I plan to write my own GEMM implementations so I can do kernel fusion. I am using GEMM implementations from Nvidia and Intel until I have my own performant substitutes. So far, my initial attempts at writing my own GEMM implementations have not been performance competitive. Intel and Nvidia use tiling algorithms. I know (unintentionally) from profiling that Intel is doing a memcpy trick that is presumably similar to the one described here:

https://youtu.be/vPhG9KSxguM

It is also presumably similar to the packing technique mentioned here:

https://salykova.github.io/matmul-cpu

As for the annotations, some might be outdated. Much like the GPU version, I had published the CPU version at the request of another OSS developer and before I had reached the point where I would make a cleanup pass to address any stale/obsolete/missing comments. I made some effort to have good comments for my own benefit during the current stage of development, but I was not disciplined enough to make a cleanup pass unnecessary. That is partly why I claimed it is messy. I am happy to hear that they look good even before I have done a cleanup pass.

As for xb being in L3, that is part of it. I suspect that Intel has multiple threads doing “tiles” from both GEMM (GEMV in GEMM) operations in parallel and the reads and prefetches on xb are being coalesced by L3 cache.
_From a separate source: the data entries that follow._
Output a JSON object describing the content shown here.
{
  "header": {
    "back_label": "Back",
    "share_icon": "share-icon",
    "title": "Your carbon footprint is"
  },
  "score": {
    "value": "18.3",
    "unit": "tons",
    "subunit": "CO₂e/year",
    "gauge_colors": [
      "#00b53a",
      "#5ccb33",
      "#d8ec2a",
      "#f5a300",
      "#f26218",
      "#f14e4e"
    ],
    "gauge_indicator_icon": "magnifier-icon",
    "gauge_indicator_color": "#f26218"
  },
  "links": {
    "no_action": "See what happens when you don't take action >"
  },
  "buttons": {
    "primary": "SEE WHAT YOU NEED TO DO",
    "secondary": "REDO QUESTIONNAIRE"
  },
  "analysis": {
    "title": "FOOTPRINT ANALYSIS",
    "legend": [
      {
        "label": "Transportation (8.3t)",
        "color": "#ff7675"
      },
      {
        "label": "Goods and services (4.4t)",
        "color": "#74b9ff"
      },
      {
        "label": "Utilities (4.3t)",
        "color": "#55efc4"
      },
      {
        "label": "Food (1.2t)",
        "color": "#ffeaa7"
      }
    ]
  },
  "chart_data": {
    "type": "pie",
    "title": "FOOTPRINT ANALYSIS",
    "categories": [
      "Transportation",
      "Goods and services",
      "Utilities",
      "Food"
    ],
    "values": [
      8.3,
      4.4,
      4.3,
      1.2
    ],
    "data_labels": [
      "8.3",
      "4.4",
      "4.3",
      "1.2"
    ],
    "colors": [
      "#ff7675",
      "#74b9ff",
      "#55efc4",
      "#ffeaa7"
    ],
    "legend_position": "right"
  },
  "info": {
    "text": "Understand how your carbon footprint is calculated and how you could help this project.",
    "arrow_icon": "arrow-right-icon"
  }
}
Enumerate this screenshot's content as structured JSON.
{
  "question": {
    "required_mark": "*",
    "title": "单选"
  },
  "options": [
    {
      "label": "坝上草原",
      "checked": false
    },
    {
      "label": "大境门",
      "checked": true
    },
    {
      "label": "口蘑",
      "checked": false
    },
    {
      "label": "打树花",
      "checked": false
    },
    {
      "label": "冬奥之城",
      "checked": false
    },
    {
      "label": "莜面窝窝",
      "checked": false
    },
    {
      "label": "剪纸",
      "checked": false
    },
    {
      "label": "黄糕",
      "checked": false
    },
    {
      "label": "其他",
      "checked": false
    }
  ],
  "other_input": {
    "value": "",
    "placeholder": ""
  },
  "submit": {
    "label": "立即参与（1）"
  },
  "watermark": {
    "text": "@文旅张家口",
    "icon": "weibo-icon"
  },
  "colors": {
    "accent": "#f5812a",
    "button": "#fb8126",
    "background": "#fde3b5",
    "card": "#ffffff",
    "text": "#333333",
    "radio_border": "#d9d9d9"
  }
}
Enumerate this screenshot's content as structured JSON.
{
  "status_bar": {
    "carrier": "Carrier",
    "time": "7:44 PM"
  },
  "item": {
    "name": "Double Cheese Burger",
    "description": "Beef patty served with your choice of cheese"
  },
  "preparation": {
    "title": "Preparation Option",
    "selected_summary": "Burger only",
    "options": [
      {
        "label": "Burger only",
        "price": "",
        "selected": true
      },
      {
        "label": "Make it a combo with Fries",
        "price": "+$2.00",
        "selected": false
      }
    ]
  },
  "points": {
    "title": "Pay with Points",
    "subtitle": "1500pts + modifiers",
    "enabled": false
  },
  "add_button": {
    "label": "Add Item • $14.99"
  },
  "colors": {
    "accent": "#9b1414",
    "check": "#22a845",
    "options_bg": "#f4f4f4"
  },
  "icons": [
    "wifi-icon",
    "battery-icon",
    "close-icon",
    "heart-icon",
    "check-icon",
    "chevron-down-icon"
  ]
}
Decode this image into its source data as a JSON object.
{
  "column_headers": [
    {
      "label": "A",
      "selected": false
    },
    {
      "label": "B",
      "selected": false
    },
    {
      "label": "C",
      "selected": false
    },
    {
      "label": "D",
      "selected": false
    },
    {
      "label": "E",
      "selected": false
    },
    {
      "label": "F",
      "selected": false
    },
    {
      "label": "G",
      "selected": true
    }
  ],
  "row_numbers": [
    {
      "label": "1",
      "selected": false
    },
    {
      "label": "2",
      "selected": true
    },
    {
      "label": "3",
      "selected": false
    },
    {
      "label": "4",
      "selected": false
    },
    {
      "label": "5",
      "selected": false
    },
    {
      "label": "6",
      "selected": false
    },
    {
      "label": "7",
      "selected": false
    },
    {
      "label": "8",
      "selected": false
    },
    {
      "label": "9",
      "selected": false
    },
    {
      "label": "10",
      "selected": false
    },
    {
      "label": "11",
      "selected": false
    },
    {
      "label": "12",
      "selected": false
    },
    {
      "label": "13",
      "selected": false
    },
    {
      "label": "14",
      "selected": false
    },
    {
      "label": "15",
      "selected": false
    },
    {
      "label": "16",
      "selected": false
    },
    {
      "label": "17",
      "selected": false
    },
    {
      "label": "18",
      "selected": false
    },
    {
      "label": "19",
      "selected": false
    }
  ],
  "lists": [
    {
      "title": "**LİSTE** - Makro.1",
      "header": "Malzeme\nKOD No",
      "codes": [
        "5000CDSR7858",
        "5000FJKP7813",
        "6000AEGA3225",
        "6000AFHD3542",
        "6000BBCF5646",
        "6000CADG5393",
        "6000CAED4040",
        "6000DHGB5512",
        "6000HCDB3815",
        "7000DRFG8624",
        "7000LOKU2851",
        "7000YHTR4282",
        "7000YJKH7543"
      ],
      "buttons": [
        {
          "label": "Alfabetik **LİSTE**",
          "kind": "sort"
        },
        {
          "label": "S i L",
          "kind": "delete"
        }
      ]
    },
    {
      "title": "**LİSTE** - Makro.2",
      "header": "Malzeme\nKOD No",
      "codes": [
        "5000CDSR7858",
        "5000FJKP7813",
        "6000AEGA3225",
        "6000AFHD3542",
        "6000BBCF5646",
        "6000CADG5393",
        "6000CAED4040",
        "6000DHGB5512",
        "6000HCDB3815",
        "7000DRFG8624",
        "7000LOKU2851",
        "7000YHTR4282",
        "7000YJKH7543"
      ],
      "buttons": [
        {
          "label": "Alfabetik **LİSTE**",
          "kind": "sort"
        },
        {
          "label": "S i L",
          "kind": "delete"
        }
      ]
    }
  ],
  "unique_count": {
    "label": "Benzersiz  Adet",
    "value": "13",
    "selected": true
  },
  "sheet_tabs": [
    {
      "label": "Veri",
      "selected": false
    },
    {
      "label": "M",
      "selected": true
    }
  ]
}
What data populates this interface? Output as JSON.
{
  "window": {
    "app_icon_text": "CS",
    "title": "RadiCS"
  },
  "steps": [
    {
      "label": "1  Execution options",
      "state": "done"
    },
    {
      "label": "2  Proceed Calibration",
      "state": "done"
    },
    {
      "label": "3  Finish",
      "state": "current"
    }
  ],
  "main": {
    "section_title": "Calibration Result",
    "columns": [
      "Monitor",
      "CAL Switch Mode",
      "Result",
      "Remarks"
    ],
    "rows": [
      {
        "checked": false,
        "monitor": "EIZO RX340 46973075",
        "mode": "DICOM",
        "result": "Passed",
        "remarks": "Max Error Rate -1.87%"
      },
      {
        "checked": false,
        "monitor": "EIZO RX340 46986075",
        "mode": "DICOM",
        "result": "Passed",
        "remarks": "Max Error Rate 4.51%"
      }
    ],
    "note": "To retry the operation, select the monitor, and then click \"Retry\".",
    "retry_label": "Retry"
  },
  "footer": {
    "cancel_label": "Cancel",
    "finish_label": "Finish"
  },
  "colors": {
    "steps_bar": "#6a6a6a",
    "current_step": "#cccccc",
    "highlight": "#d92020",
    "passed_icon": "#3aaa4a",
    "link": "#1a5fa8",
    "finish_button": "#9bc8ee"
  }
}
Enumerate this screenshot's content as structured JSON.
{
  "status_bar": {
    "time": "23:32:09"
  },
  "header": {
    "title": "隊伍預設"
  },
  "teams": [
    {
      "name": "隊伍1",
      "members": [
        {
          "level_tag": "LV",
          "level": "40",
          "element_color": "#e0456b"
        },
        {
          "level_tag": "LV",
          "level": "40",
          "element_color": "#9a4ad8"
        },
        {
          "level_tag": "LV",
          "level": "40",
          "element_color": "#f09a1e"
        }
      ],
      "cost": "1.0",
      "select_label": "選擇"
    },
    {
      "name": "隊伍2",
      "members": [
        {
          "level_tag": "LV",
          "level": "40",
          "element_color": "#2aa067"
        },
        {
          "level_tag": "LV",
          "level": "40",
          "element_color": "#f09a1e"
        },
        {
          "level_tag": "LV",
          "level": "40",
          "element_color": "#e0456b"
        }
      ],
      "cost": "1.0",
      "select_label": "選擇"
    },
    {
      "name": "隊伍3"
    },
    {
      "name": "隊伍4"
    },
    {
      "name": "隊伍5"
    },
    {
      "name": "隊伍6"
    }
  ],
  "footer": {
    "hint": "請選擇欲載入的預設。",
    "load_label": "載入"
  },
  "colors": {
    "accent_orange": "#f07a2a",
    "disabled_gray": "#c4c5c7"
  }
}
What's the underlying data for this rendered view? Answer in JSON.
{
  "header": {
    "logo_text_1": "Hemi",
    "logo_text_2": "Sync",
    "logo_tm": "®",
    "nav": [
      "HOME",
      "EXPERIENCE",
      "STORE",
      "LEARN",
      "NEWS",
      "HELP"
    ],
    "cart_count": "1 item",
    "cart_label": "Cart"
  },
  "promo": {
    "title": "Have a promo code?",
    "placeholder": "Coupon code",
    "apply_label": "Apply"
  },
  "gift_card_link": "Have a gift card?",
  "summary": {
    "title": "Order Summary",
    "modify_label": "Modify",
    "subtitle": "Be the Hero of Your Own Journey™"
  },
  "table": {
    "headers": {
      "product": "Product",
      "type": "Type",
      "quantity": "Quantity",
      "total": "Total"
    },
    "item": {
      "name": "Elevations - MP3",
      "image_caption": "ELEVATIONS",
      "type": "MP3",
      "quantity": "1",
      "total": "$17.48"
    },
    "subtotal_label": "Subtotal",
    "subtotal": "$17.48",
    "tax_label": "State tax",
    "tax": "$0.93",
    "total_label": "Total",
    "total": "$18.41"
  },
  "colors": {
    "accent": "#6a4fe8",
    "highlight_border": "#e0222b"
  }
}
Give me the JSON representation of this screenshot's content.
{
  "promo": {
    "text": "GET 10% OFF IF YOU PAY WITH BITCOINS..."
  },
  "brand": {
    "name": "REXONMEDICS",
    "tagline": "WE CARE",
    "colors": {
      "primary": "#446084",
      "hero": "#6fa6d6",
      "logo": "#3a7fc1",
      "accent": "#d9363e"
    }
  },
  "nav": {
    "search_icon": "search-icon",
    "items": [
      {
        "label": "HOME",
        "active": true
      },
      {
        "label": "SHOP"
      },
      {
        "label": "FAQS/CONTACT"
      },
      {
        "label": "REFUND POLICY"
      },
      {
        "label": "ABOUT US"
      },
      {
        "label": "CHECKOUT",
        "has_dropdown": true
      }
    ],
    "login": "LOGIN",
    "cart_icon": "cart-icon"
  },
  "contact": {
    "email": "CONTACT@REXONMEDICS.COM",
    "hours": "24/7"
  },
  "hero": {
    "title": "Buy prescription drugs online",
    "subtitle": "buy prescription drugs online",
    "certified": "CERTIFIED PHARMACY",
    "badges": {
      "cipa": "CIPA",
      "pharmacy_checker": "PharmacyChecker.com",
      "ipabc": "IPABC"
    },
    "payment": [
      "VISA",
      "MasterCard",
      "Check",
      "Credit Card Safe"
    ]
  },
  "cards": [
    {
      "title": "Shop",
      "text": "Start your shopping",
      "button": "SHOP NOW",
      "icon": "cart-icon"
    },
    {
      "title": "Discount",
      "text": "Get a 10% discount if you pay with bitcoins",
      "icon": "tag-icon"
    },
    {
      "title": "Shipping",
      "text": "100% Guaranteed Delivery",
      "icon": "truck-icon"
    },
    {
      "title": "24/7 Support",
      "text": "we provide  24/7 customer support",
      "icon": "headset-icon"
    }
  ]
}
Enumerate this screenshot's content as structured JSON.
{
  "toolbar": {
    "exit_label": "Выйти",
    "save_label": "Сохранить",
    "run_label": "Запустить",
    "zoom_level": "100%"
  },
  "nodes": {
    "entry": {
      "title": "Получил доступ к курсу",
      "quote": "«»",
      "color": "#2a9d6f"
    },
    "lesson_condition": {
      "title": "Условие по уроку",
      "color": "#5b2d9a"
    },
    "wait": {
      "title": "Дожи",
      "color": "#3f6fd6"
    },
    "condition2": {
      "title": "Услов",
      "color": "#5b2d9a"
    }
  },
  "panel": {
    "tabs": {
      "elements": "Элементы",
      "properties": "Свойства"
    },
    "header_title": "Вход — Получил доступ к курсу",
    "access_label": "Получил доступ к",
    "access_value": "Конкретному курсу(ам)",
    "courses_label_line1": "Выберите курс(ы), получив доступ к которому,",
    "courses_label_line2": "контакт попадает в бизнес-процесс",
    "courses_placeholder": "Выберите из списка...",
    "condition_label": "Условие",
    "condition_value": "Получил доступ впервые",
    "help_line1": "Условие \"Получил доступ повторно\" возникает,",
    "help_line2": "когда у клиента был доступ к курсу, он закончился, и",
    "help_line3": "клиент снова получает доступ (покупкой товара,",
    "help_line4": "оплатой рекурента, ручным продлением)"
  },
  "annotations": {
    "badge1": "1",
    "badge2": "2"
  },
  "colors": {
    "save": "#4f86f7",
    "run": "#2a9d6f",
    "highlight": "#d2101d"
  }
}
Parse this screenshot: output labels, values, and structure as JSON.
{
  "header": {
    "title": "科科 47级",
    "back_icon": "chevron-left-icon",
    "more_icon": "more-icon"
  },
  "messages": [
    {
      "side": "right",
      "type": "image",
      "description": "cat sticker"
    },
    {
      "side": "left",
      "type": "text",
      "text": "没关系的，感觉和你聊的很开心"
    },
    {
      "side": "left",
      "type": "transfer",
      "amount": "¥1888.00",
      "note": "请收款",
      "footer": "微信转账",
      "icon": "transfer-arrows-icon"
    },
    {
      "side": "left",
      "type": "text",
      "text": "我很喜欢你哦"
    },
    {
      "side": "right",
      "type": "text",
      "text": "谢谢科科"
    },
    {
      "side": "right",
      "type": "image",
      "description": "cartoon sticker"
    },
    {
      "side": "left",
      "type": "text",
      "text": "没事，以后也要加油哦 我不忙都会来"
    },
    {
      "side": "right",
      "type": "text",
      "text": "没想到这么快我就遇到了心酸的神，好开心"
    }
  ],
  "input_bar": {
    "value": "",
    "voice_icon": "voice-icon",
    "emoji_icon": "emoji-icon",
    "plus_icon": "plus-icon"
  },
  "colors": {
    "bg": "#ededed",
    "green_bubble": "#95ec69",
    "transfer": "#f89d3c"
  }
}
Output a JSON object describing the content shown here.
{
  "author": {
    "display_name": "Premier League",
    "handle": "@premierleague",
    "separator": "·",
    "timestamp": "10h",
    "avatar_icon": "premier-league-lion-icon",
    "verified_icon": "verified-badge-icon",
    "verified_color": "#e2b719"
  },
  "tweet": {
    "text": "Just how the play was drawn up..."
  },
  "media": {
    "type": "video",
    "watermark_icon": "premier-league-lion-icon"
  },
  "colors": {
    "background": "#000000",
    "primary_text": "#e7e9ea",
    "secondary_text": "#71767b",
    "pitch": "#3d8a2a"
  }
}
I also had the idea of adapting my handwritten matmul to operate on 2 outputs at the same time, and even tried it, but it did not work. At the time, I had thought this was sue to register spilling occurred because I ran out of ymm registers on Zen 3. Presumably, this experiment could be attempted on Zen 4 using the additional ymm registers that AVX-512 gives to AVX2.

However, two further thoughts occurred to me while writing this response. The first is that this experiment could be done on Zen 3 by doing do 6 rows at a time per matrix instead of 8. The second is that this will be throwing a larger number of parallel linear accesses at the core’s memory prefetcher than what I suspect Intel does, so this might fail to work even if the underlying idea about how Intel is getting better performance is accurate. Honestly, I had been surprised to see Zen 3 handle 9 linear accesses per loop iteration, as I had felt that doing 9 (8 rows + xb) had already been asking too much, but to my happy surprise, it was not.

Right now, some GPU-based experiments are at the top of my mental to do list. I will likely circle back to the CPU side to try to understand how to get this performance from my own GEMM/GEMV kernels at some point after doing them.